Maar die Nederlandse luchtdoelverdediging was bepaald niet op orde vertelt Erwin van Loo, historicus van het Nederlands Instituut van Militaire Historie (NIMH). “Het mankeerde zowel aan materieel als aan mensen die de kanonnen konden bedienen." Tel daar de goede bewapening van de onverhoopte tegenstander en de enorme schaarste aan eigen wapens nog eens bij op. De heersende hamvraag was dan ook: zijn we voorbereid als het noodlot toeslaat?

“Het mankeerde zowel aan materieel als aan mensen die de kanonnen konden bedienen.” Vrijwilligers schieten te hulp.

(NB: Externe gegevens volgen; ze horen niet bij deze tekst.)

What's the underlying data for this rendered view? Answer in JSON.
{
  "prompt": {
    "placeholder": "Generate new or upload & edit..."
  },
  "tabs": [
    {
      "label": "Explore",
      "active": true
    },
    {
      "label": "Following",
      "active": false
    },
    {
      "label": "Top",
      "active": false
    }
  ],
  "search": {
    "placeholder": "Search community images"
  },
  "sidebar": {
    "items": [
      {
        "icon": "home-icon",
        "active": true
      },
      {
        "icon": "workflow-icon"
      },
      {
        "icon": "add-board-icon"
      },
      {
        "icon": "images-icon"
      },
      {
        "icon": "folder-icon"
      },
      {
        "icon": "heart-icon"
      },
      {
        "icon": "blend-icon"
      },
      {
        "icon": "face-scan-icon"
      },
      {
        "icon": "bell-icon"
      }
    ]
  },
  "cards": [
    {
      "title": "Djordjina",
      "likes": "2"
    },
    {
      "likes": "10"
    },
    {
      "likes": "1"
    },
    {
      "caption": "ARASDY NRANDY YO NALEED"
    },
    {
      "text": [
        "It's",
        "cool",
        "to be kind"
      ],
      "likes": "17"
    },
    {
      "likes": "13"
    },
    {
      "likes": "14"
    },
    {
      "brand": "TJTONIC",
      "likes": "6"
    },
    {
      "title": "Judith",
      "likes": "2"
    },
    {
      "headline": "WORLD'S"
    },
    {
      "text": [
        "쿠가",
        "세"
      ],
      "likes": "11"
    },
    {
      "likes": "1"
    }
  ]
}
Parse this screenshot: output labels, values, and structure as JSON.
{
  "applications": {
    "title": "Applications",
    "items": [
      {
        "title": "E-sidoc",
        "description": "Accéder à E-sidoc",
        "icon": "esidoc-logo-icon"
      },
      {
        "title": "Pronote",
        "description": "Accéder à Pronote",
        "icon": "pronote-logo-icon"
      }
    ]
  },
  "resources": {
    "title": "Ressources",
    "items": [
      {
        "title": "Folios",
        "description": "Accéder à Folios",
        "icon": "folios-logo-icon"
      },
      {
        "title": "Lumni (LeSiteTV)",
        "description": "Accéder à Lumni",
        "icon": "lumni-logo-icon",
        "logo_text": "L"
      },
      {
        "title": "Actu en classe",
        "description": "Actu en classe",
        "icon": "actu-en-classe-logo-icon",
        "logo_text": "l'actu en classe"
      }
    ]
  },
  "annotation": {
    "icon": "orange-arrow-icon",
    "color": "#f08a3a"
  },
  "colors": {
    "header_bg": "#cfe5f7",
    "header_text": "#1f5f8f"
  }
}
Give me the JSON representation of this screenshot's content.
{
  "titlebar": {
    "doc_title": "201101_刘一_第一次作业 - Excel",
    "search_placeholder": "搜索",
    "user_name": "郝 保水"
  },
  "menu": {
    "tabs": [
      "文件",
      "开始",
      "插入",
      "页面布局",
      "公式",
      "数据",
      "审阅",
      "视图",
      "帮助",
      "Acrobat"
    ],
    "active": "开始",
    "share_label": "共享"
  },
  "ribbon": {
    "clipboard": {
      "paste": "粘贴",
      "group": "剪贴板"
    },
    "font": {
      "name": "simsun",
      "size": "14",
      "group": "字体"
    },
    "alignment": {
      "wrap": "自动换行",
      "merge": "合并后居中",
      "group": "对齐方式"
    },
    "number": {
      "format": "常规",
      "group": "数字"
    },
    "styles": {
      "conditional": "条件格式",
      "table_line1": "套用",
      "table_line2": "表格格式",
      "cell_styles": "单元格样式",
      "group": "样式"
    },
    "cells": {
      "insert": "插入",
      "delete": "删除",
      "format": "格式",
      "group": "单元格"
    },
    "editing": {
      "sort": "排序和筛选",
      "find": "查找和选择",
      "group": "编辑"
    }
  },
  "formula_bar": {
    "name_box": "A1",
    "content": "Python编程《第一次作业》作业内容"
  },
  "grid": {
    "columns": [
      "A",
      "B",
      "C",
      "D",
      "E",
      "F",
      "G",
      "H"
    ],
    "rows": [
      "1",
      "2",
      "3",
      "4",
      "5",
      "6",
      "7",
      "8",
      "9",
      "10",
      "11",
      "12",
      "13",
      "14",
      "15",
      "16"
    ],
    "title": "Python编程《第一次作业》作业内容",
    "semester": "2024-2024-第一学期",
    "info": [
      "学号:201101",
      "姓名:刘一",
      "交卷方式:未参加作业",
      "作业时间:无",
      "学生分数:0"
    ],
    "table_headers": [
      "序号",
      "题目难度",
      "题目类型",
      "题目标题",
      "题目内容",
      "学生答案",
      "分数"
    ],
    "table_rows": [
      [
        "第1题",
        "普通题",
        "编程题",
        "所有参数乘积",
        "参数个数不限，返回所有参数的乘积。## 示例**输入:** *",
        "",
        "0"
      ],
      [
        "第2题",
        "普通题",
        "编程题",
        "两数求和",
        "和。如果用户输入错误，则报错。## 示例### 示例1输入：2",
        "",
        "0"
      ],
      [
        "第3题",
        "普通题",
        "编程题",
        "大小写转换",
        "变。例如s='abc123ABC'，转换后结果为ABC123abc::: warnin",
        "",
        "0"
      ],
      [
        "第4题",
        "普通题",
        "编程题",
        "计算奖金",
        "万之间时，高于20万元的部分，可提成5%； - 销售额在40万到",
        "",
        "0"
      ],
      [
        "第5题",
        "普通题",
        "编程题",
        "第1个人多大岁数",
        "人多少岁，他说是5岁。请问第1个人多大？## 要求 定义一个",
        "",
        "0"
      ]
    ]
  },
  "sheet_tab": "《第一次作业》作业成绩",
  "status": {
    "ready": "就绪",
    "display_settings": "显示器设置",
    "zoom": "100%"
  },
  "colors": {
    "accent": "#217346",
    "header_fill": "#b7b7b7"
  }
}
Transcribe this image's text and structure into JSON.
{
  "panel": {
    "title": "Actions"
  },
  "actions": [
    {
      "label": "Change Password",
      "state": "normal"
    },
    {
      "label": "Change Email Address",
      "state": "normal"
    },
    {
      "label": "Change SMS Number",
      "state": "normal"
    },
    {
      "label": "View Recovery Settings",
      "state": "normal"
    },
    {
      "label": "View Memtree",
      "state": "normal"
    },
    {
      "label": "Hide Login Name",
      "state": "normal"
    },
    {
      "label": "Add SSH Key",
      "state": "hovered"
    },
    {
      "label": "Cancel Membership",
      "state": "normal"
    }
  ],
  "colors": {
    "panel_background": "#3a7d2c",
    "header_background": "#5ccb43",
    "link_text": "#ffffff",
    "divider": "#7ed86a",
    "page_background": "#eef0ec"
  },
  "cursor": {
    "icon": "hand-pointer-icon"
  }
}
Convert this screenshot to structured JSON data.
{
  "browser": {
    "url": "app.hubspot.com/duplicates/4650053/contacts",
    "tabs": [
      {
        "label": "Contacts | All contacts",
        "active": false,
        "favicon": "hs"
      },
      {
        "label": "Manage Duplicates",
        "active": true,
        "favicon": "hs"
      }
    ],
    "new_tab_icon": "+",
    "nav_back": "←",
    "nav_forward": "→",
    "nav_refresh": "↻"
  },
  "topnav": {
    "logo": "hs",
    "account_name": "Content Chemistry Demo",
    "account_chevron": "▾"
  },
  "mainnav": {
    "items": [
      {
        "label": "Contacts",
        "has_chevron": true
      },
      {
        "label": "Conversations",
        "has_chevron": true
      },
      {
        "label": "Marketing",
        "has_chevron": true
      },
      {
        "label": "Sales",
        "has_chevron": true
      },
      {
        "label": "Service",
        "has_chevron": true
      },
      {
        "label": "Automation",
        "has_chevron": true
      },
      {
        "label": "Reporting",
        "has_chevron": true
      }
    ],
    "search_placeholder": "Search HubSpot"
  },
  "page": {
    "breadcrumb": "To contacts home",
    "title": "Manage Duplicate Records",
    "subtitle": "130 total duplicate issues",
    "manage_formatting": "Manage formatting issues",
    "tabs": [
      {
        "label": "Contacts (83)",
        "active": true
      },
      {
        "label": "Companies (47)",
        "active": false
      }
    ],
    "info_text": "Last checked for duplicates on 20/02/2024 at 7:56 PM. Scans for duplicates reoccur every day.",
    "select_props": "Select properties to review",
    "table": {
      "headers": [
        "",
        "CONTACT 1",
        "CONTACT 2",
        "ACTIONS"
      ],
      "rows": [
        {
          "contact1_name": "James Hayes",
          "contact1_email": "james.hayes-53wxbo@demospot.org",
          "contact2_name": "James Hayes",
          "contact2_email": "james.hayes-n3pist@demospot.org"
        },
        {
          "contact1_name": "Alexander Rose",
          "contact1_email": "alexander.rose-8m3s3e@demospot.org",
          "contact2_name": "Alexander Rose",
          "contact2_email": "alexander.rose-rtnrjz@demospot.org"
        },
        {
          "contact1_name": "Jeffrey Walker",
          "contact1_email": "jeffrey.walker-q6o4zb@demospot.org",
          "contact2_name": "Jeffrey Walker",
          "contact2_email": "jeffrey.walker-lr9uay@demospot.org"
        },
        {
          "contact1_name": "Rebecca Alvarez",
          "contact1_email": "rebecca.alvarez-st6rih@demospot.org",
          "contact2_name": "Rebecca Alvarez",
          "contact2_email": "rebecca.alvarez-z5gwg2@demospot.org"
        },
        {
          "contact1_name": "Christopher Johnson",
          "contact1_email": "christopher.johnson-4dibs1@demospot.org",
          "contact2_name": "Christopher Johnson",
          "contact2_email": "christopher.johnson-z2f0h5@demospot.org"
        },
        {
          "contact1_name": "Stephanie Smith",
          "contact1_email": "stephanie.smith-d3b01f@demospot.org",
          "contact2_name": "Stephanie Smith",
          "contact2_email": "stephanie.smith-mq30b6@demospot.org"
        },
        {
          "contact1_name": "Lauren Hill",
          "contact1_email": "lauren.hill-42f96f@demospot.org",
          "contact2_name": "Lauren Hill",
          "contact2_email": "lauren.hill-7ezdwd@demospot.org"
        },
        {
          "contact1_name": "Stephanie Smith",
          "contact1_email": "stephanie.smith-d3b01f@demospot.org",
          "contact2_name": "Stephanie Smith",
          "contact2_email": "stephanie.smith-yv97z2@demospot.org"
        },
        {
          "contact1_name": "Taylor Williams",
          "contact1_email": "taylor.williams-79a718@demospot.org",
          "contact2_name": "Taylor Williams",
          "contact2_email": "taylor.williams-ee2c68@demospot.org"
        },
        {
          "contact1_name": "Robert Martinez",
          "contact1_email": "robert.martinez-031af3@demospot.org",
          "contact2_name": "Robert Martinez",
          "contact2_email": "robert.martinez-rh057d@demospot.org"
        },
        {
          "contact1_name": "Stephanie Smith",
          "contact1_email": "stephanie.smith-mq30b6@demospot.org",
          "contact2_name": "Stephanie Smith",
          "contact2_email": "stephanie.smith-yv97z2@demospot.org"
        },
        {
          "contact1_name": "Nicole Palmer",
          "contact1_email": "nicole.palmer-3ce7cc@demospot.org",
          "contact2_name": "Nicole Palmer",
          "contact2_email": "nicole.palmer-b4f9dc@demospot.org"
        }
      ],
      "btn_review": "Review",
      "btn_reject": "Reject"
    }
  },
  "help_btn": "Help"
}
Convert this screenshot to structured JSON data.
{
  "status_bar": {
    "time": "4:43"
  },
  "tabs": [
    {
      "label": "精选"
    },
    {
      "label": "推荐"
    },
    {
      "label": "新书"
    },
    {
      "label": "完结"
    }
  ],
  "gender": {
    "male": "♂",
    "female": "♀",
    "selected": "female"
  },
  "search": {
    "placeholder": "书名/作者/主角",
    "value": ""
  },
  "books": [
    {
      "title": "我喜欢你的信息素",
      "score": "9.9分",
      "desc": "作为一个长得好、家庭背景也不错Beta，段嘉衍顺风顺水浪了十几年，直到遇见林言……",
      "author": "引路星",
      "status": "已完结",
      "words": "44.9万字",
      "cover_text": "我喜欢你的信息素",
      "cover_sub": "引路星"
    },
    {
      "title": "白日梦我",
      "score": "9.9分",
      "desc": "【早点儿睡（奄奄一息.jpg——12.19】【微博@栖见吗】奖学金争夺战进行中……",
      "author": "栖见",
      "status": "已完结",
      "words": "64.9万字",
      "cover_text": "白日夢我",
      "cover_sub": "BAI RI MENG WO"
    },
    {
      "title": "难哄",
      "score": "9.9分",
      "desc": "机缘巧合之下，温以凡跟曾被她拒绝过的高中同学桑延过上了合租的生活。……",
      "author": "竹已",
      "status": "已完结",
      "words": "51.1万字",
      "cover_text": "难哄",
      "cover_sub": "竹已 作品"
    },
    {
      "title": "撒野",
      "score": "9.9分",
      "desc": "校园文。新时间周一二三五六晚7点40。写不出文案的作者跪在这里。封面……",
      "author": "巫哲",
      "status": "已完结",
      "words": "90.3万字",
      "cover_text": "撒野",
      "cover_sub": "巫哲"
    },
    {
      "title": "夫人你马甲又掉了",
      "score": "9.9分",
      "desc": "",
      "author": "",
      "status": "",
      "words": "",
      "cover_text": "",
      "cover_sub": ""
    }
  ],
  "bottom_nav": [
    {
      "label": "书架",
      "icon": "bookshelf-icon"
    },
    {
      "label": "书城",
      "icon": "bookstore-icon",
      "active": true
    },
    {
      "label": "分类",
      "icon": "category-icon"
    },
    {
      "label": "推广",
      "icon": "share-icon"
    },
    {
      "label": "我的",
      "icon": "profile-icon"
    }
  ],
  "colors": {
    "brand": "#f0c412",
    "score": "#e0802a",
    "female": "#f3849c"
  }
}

Vlak voor het uitbreken van de oorlog bezoekt Zijne Koninklijke Hoogheid prins Bernhard de troepen, hier de batterij ‘Rotterdamsche weg’.

Portemonnee

Het bedrijfsleven roerde zich en kwam in actie. Vooraanstaande industriëlen kochten zelf luchtverdedigingsmiddelen. Zo namen in Delft de Calvé Fabriek, de Nederlandse Gist- en Spiritusfabriek en de Lijm- en Gelatinefabriek het voortouw. “Enerzijds wilden de bedrijven hun fabrieken en steden beschermen. Ze zagen de luchtafweer als een soort verzekering. Anderzijds was er ook de wijdverbreide overtuiging dat ze samen de schouders eronder moesten zetten om Nederland te verdedigen”, vertelt Van Loo.

‘17.000 à 18.000 gulden per kanon, inclusief vierhonderd granaten’

De kosten? “17.000 à 18.000 gulden per kanon, inclusief vierhonderd granaten”, weet Van Loo. Het materiaal was voorhanden, nu de mensen nog. Arbeiders, draaiers, timmerlieden, smeden, maar ook bankwerkers, ambtenaren en zelfs de directeur van de Lijm en Gelatinefabriek zelf sloten zich aan bij het korps. De fabrieksdirecteur, C.M. Hage, werd zelfs als reserve-kapitein aan het hoofd van de vrijwillige Delftse luchtverdedigingsafdeling gesteld.

Van fabrieksdirecteur naar reserve-kapitein van het luchtafweergeschut: de beëdiging van C.M. Hage op de Markt te Delft.

Klaarstaan

De nieuwe waakhonden van het luchtruim werden samengevoegd binnen het Vrijwillige Landstormkorps Luchtafweerdienst, dat al in maart 1939 op poten stond. Met vijf pelotons, elf vuurmonden en 207 ‘fabrieksmilitairen’ stond men klaar om Delft te verdedigen. Later werden er ook andere afdelingen opgericht zoals in Den Haag, Utrecht en Leeuwarden. Het ging in totaal om achthonderd vrijwilligers die formeel onder het Commando Luchtverdediging van het Nederlandse leger vielen.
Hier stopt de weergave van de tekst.